Sound — 6
Though HammerFall sincerely holds the clichéd medieval fantasy aesthetic of power metal - even having a paladin as the band's official mascot - the music they make is able to rise above the cheesy niche. With strong influences of Iron Maiden in the vocals and riffs, as well as exceptional guitar talent, HammerFall's debut album in 1997, "Glory to the Brave," would make a big splash in the European metal scene, and their following albums, "Legacy of Kings," "Renegade," and "Crimson Thunder," would properly establish HammerFall as a brand name power metal band. However, HammerFall's later albums haven't lived up to the same acclaim as the early albums that earned the band their high status, and along with suffering the natural case of "same old, same old," HammerFall would try mixing things up in their last album, "Infected," which got generally lukewarm reception from fans and critics. With HammerFall getting the message from those that were dissatisfied with the change in things, they decided to come back to the classic HammerFall style and aesthetic with their ninth album, "(r)Evolution."
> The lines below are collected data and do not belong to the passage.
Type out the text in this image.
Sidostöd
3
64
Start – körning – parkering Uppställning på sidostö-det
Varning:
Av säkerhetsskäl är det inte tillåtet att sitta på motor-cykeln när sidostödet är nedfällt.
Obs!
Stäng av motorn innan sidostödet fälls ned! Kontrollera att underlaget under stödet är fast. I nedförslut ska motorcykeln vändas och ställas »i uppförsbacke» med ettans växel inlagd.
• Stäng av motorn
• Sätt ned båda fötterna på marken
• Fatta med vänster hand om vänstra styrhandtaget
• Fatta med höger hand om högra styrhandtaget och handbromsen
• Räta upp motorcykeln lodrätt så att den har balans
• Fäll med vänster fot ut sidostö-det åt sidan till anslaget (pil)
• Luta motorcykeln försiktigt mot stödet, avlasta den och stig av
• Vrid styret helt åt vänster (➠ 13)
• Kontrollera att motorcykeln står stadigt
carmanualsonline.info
From the album art and title alluding to the idea that the album will be just like the good ol' days, to the choice of bringing back Fredrik Nordstrom, the producer of the band's first and second albums, to produce this album, it's easy to see that HammerFall really want "(r)Evolution" to invoke the glory of the band's prime years just as much as they want to make up for the considerable foible of the previous album. Unfortunately, the album splits between songs that successfully invoke that former glory, and songs that display a past-their-prime quality of HammerFall. On the plus side, songs like "Hector's Hymn," "Bushido," "We Won't Back Down" and "Tainted Metal" have the band putting their money where their mouths are in terms of returning to the classic HammerFall days, the guitar/harpsichord synched main riff in "Origins" makes the song a standout on the album, and the energetic and multi-dimensional "Wildfire" makes for a hot closer. On the negative side, the other half of songs on the album have little fight or poignancy to them; something that even the later-era album like "No Sacrifice, No Victory" was still able to provide. The lack of riff remarkability that plagued "Infected" carries over in snoozers like "Live Life Loud," "Winter Is Coming" and "Evil Incarnate," and though HammerFall's guitar solos have always been admirable (as well as being the one saving grace in "Infected"), the aforementioned songs, along with "(r)Evolution" and "Ex Infernis," have paltry solos that can't save them from being disposable on the album.
Lyrics — 4
Whereas the previous album "Infected" had HammerFall trying out new subject matter like zombie-related topics, they go back to the tried-and-true medieval fantasy subject matter in "(r)Evolution." Ultimately, this lyrical return to form comes at a damning fault, because it mostly ends up being a display of HammerFall bringing very little originality to the table. At best, the band makes callbacks and tributes to classic HammerFall material: from the subtle "all for one, but none for all" line in "Ex Infernis" being a cynical play on the more triumphant "all for one, our burning hearts will live forever/one for all, together standing strong" line in the classic "Hammerfall" track on the band's first album, to more obvious homages, like the beginning track, "Hector's Hymn," being a song dedicated to the band's paladin mascot, and more specifically, the line "a legend unbent, unbowed, unbroken" being a callback to the band's heavily-inspired-by-George-R.R.-Martin fifth album, "Chapter V: Unbent, Unbowed, Unbroken." HammerFall has drawn inspiration from the "A Song of Ice and Fire" book series numerous times, but unfortunately, they end up jumping the shark with that inspiration in the bluntly-named "Winter Is Coming," and with the line "take the black, you win or you die," HammerFall seems to just be haphazardly jamming references with little rhyme or reason. And with the stereotypical "battle songs" of "Live Life Loud," "We Won't Back Down" and "Origins" containing lyrics that are strikingly similar to HammerFall's earlier "battle songs" (if not the majority of power metal battle songs in general), "(r)Evolution" shows HammerFall's lyrical well about to run entirely dry.
Overall Impression — 5
HammerFall may have had all the aspirations to make "(r)Evolution" an album that would be regarded as an instant classic, but the ending result is spotty, and the album suffers a "glass half-full, glass half-empty" case: the handful of songs that channel the energy and quality of HammerFall's heyday are just as enchanting as the handful of songs that come off as unredeemable filler are disenchanting. Though "(r)Evolution" wields some songs that are better than anything that was found on "Infected," ultimately, the album's inability to be wholly interesting from front to back makes it another underwhelming release, and as much as the band wants to summon a second wind that will carry them to another apex like the one they were at over a decade ago, "(r)Evolution" doesn't beckon HammerFall's renaissance.